La sencillez de las vidas que son sesgadas


Suenan balas al amanecer. Ya parece el paisaje habitual: una moto, un insulto, un tiroteo y una calle pintada de rojo coagulado.

Mi padre se inventaba refranes para describir esos barrios alejados de la humanidad. “Llega uno y se muere, moraleja: no vayas”. Las calles reconocen al muchacho que muere una vez más. Dejando adornos grotescos de tripas y sangre saliendo a borbotones, decorando la avenida y destrozando la conciencia del inocente, destroza la mirada de la madre que lo gestó.

“Algo malo habrá hecho”, “quien sabe en qué andaría metido”, dicen entre murmullos indolentes, los espectadores de la atrocidad. Tengo vergüenza por mi propia raza humana pero la violencia es un tema tan quemado, aquí, en las montañas de mi tierra donde la “libertad es sublime”, pero tan sublime que nos da miedo salir de la casa.

Ese muchacho sin nombre merecía ser partícipe de su propia historia y las crónicas de balas en esta ciudad son tan reales que la verdad duele y preferimos la ficción y la ignorancia. Nos aburrimos de esas historias que a diario las páginas de los periódicos les dedican cinco líneas. Cinco líneas no son suficientes para devolverle la vida.

Tanto pintar estas calles de lágrimas silenciadas y voces que critican sin conocer, traería de las entrañas imaginativas, la visión de humilde del hombre que se derramó en rojas ilusiones. La sencillez de las vidas que son sesgadas. La necesidad de darle voz a los que ya no pueden hablar.

Seis de la mañana: El despertador de Mickey Mouse suena. Ese reloj infernal que lleva en la familia desde la infancia. Se levanta, el desorden seguía allí, as camisas sucias en el suelo y las limpias encima de la cama le sirvieron como mantas. Acaricia su cabeza rasurada bostezando. Olvida el rosario que siempre se colocaba, misterioso presagio del inevitable final.

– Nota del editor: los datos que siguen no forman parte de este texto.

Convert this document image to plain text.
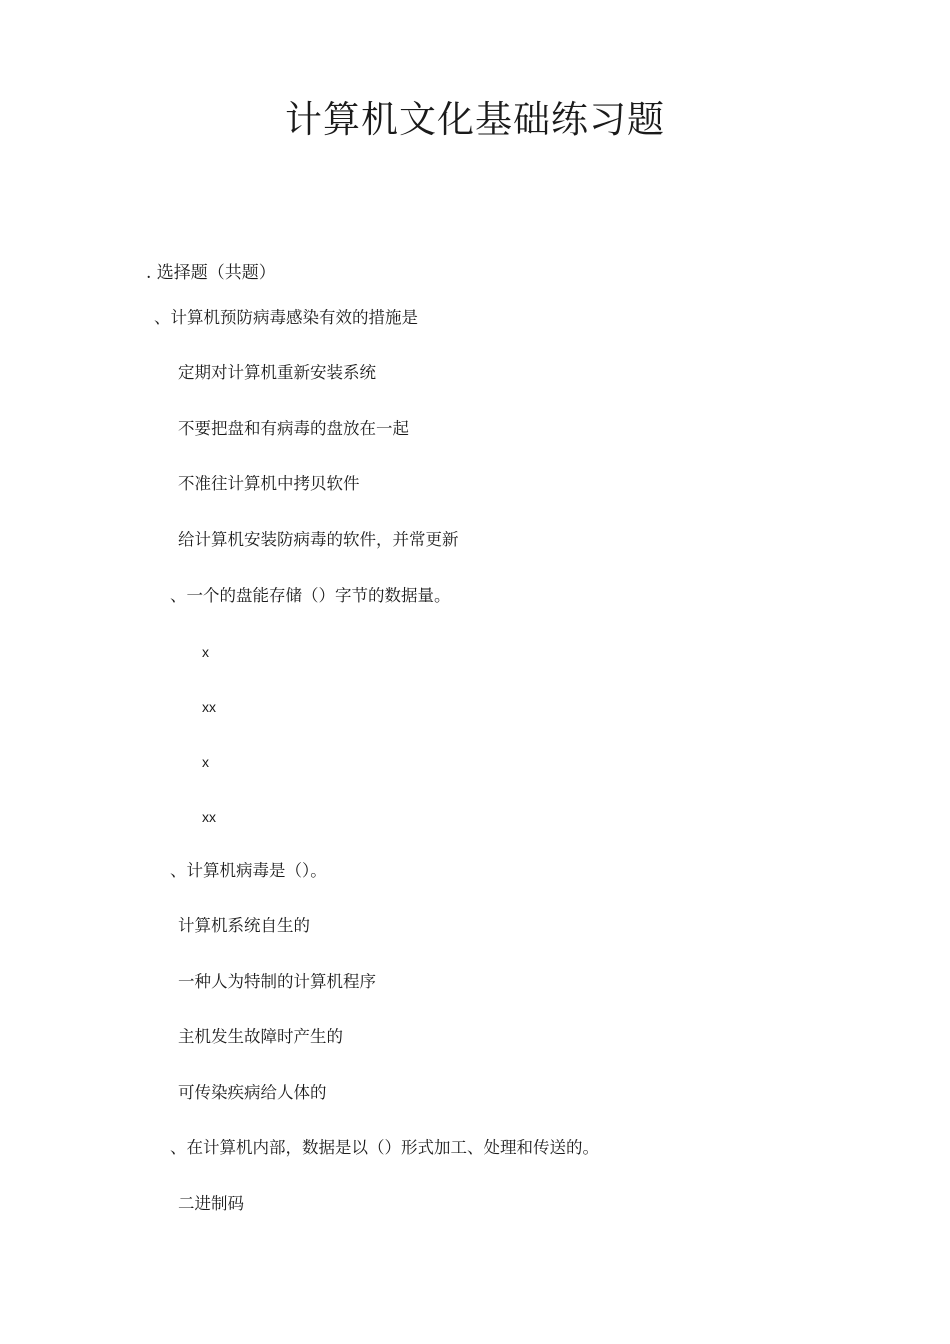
计算机文化基础练习题
. 选择题（共题）
、计算机预防病毒感染有效的措施是
定期对计算机重新安装系统
不要把盘和有病毒的盘放在一起
不准往计算机中拷贝软件
给计算机安装防病毒的软件，并常更新
、一个的盘能存储（）字节的数据量。
x
xx
x
xx
、计算机病毒是（）。
计算机系统自生的
一种人为特制的计算机程序
主机发生故障时产生的
可传染疾病给人体的
、在计算机内部，数据是以（）形式加工、处理和传送的。
二进制码
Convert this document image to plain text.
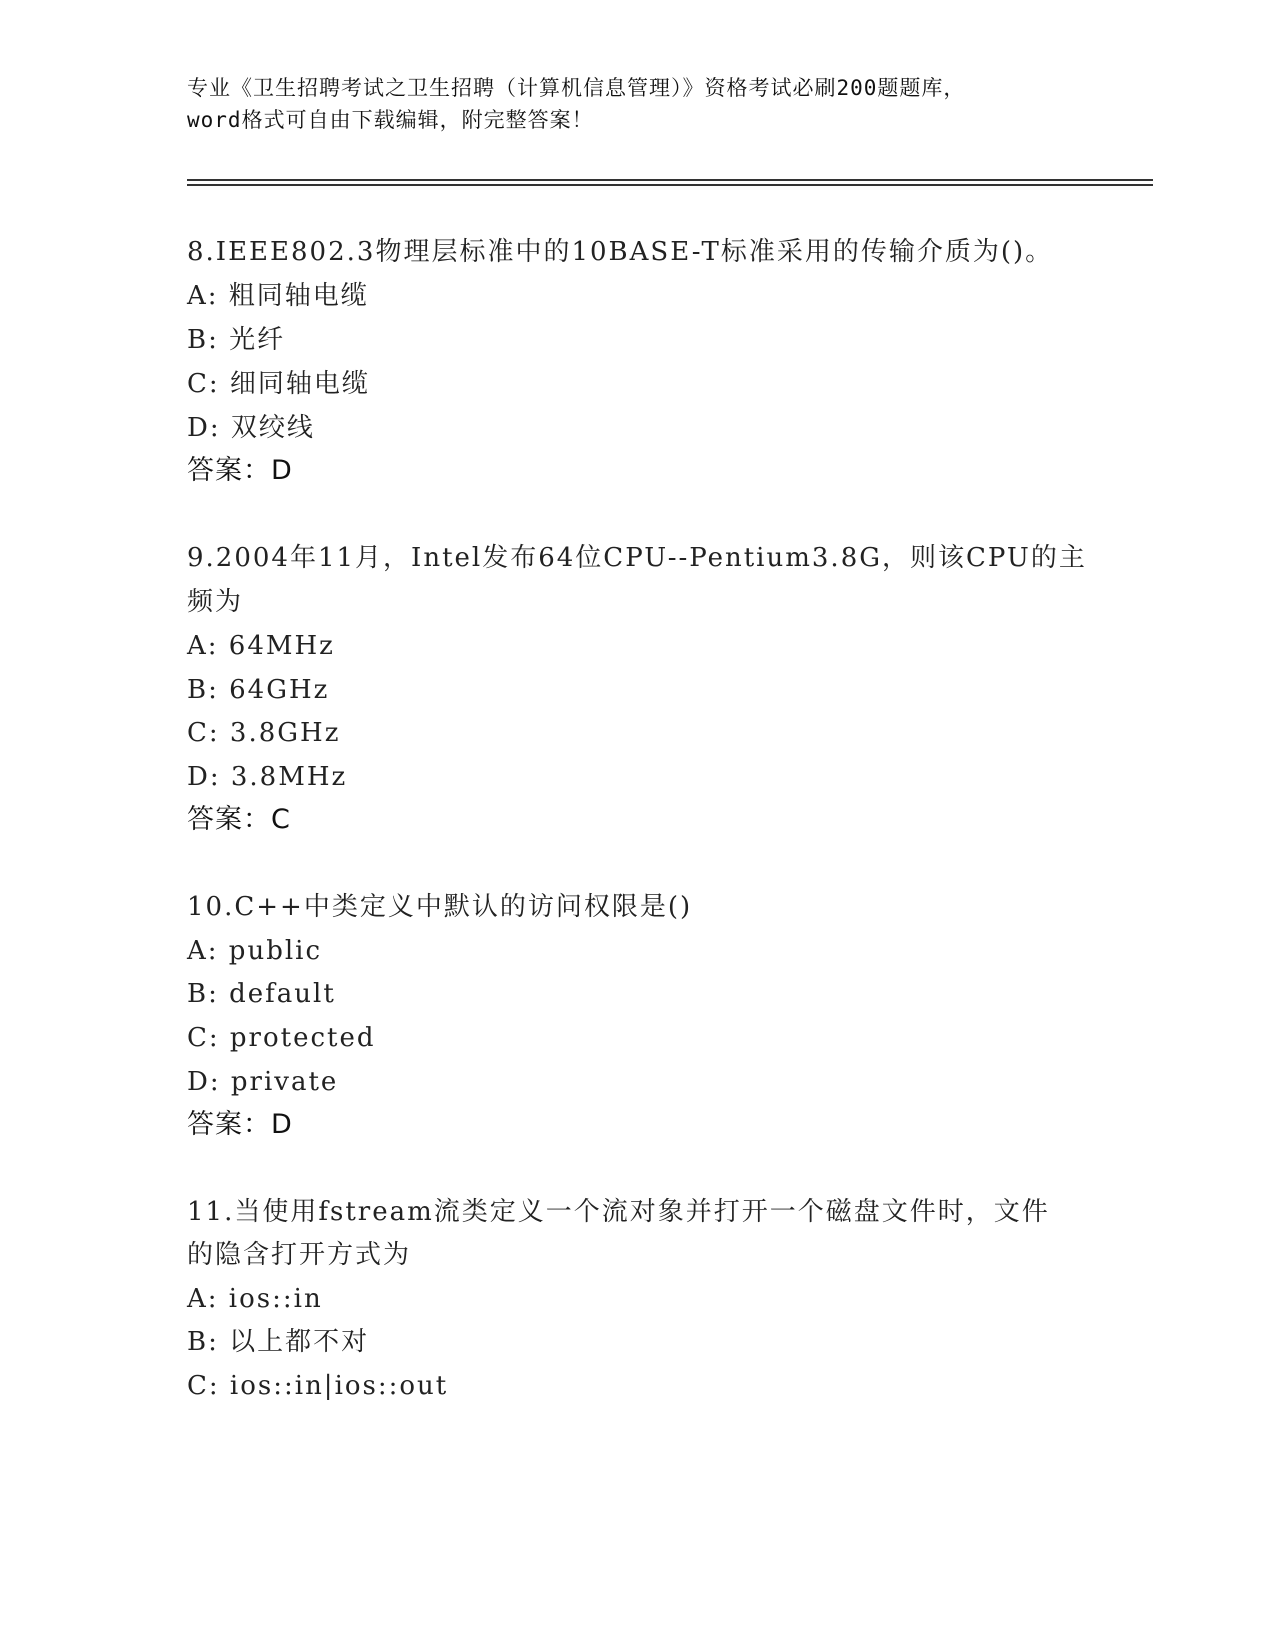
专业《卫生招聘考试之卫生招聘（计算机信息管理）》资格考试必刷200题题库，
word格式可自由下载编辑，附完整答案！
8.IEEE802.3物理层标准中的10BASE-T标准采用的传输介质为()。
A: 粗同轴电缆
B: 光纤
C: 细同轴电缆
D: 双绞线
答案：D
9.2004年11月，Intel发布64位CPU--Pentium3.8G，则该CPU的主
频为
A: 64MHz
B: 64GHz
C: 3.8GHz
D: 3.8MHz
答案：C
10.C++中类定义中默认的访问权限是()
A: public
B: default
C: protected
D: private
答案：D
11.当使用fstream流类定义一个流对象并打开一个磁盘文件时，文件
的隐含打开方式为
A: ios::in
B: 以上都不对
C: ios::in|ios::out
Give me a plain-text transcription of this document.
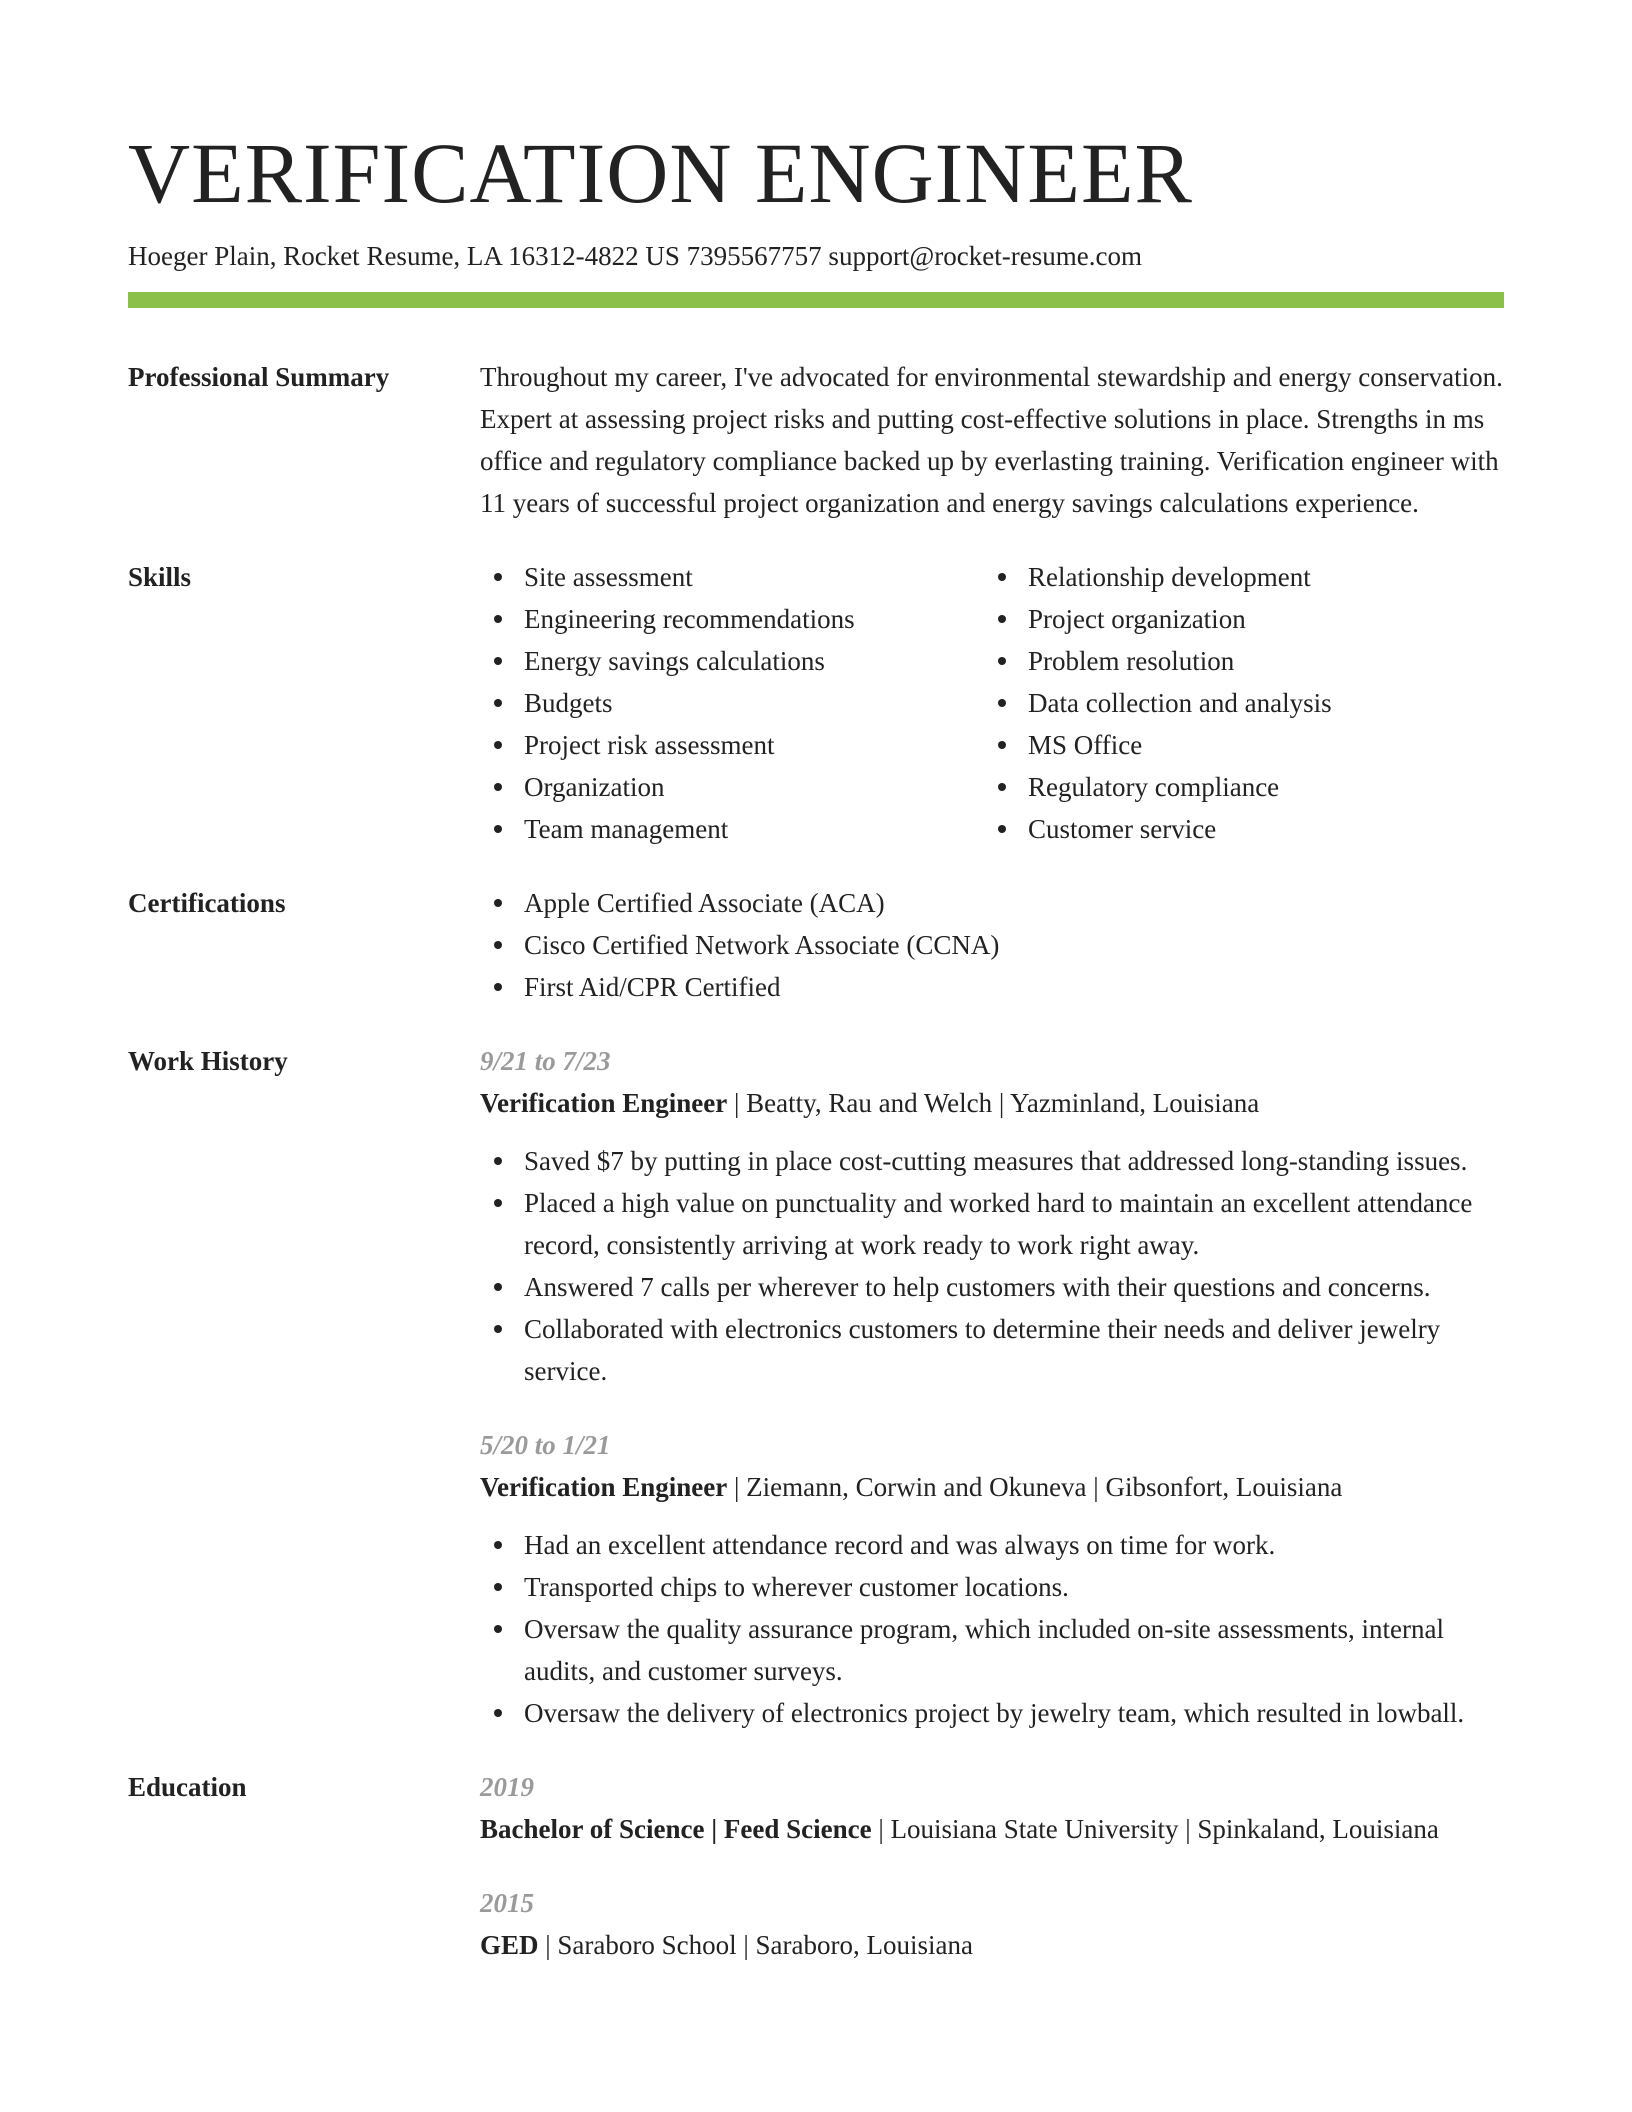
VERIFICATION ENGINEER
Hoeger Plain, Rocket Resume, LA 16312-4822 US 7395567757 support@rocket-resume.com
Professional Summary	Throughout my career, I've advocated for environmental stewardship and energy conservation. Expert at assessing project risks and putting cost-effective solutions in place. Strengths in ms office and regulatory compliance backed up by everlasting training. Verification engineer with 11 years of successful project organization and energy savings calculations experience.
Skills	Site assessment
Engineering recommendations
Energy savings calculations
Budgets
Project risk assessment
Organization
Team management
Relationship development
Project organization
Problem resolution
Data collection and analysis
MS Office
Regulatory compliance
Customer service
Certifications	Apple Certified Associate (ACA)
Cisco Certified Network Associate (CCNA)
First Aid/CPR Certified
Work History	9/21 to 7/23
Verification Engineer | Beatty, Rau and Welch | Yazminland, Louisiana
Saved $7 by putting in place cost-cutting measures that addressed long-standing issues.
Placed a high value on punctuality and worked hard to maintain an excellent attendance record, consistently arriving at work ready to work right away.
Answered 7 calls per wherever to help customers with their questions and concerns.
Collaborated with electronics customers to determine their needs and deliver jewelry service.
5/20 to 1/21
Verification Engineer | Ziemann, Corwin and Okuneva | Gibsonfort, Louisiana
Had an excellent attendance record and was always on time for work.
Transported chips to wherever customer locations.
Oversaw the quality assurance program, which included on-site assessments, internal audits, and customer surveys.
Oversaw the delivery of electronics project by jewelry team, which resulted in lowball.
Education	2019
Bachelor of Science | Feed Science | Louisiana State University | Spinkaland, Louisiana
2015
GED | Saraboro School | Saraboro, Louisiana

Pisa descalzo las baldosas amarillas con verde de la cocina, la mitad de ellas rotas. Con ayuda de esas grietas se rasca las plantas de los pies. El chocolate y la arepa están servidos, se come el desayuno ignorando los gritos de regaño de su madre. Se ducha, bendición de la mama y a trabajar.

Doce del mediodía: agarra la mochila con la comida. Le pica el pecho, se acaba de percatar de que le falta el rosario. Hoy toca frijoles y arroz, el pan de cada día de todo antioqueño. Las provisiones para aguantar la soleada tarde en la construcción, donde él trabaja.

Cuatro de la tarde: Se siente cansado, insolado y sudoroso. Sólo le queda el dinero para pagar el metro. Se va al baño. Se arrodilla en el claustrofóbico cubil y exiliado en el baño, cubre sus penas sacando la bolsita hermética, pega su cara a taza del baño y se blanquea los tabiques. Ahora todo vuelve a tener color.

Nueve de la noche: Su madre lo espera desierta en la puerta. Siempre lo hace, no puede conciliar el sueño si está en las calles impregnadas de aceite de motor, rueda quemada y sacol. Donde los periódicos viejos son los nuevos colchones de las esquinas.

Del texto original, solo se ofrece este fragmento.